How can computational models enhance VEGF research?

Computational models offer powerful tools to enhance VEGF research by integrating complex data and predicting system-level behaviors:

Multi-scale compartmental modeling:

• Physiologically-based multi-scale compartmentalization:

  • Models can represent different tissues and organs as distinct compartments

  • Allows simulation of VEGF distribution across the human body

  • Helps predict effects of therapeutic interventions

• Inter-compartmental transport processes:

  • Models incorporate vascular permeability and lymphatic drainage

  • Simulate how VEGF and sVEGFR1 move between compartments

  • Predict concentration gradients that drive biological effects

• Molecular interaction networks:

  • Detailed binding interactions between VEGF isoforms and their receptors

  • Include signaling receptors (VEGFR1, VEGFR2), co-receptors (NRP1), and soluble receptors (sVEGFR1)

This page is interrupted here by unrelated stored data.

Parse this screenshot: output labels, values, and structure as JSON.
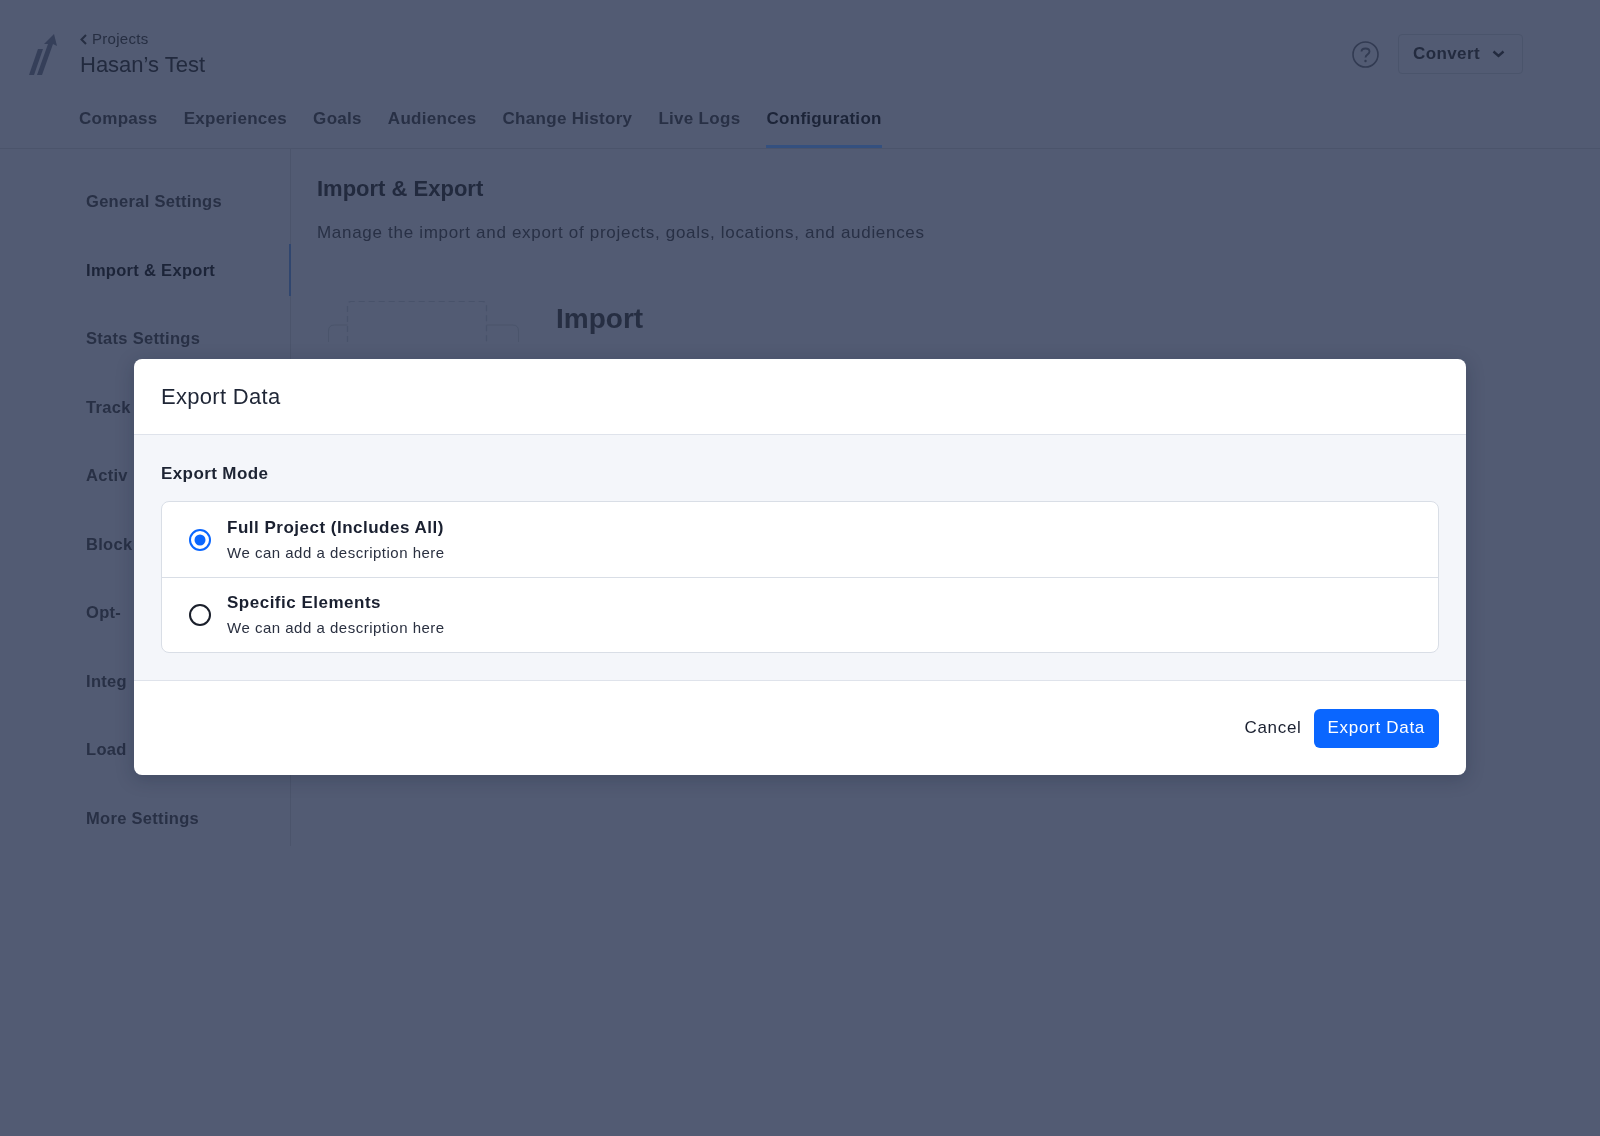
{
  "header": {
    "breadcrumb": "Projects",
    "project_title": "Hasan’s Test",
    "menu_button": "Convert"
  },
  "tabs": [
    {
      "label": "Compass",
      "selected": false
    },
    {
      "label": "Experiences",
      "selected": false
    },
    {
      "label": "Goals",
      "selected": false
    },
    {
      "label": "Audiences",
      "selected": false
    },
    {
      "label": "Change History",
      "selected": false
    },
    {
      "label": "Live Logs",
      "selected": false
    },
    {
      "label": "Configuration",
      "selected": true
    }
  ],
  "sidebar": {
    "items": [
      {
        "label": "General Settings",
        "selected": false
      },
      {
        "label": "Import & Export",
        "selected": true
      },
      {
        "label": "Stats Settings",
        "selected": false
      },
      {
        "label": "Track",
        "selected": false
      },
      {
        "label": "Activ",
        "selected": false
      },
      {
        "label": "Block",
        "selected": false
      },
      {
        "label": "Opt-",
        "selected": false
      },
      {
        "label": "Integ",
        "selected": false
      },
      {
        "label": "Load",
        "selected": false
      },
      {
        "label": "More Settings",
        "selected": false
      }
    ]
  },
  "content": {
    "title": "Import & Export",
    "description": "Manage the import and export of projects, goals, locations, and audiences",
    "section_title": "Import"
  },
  "dialog": {
    "title": "Export Data",
    "field_label": "Export Mode",
    "options": [
      {
        "label": "Full Project (Includes All)",
        "description": "We can add a description here",
        "selected": true
      },
      {
        "label": "Specific Elements",
        "description": "We can add a description here",
        "selected": false
      }
    ],
    "buttons": [
      {
        "label": "Cancel",
        "kind": "secondary"
      },
      {
        "label": "Export Data",
        "kind": "primary"
      }
    ]
  }
}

  • Model competition between different binding partners

Applications in research:

• Predicting therapeutic outcomes:

  • Assessing the stability of circulating VEGF and sVEGFR1 levels in plasma

  • Evaluating their reliability as indicators of tissue-level angiogenic signaling

  • Predicting effects of anti-VEGF therapies

• Testing hypotheses:

  • In silico experiments can test mechanisms difficult to isolate experimentally

  • For example, simulations showed that sVEGFR1 acting as a diffusible VEGF sink alone (without sVEGFR1-VEGFR heterodimerization) did not significantly lower inter-compartmental VEGF levels

• Integrating multi-omics data:

  • Computational models can integrate transcriptomic, proteomic, and functional data

  • Help identify key regulatory nodes in VEGF signaling networks

  • Guide the design of more targeted experiments

By leveraging computational approaches, researchers can gain insights into VEGF biology that would be difficult to obtain through experimental methods alone, particularly for understanding complex systemic effects and predicting therapeutic outcomes across different tissues and disease states.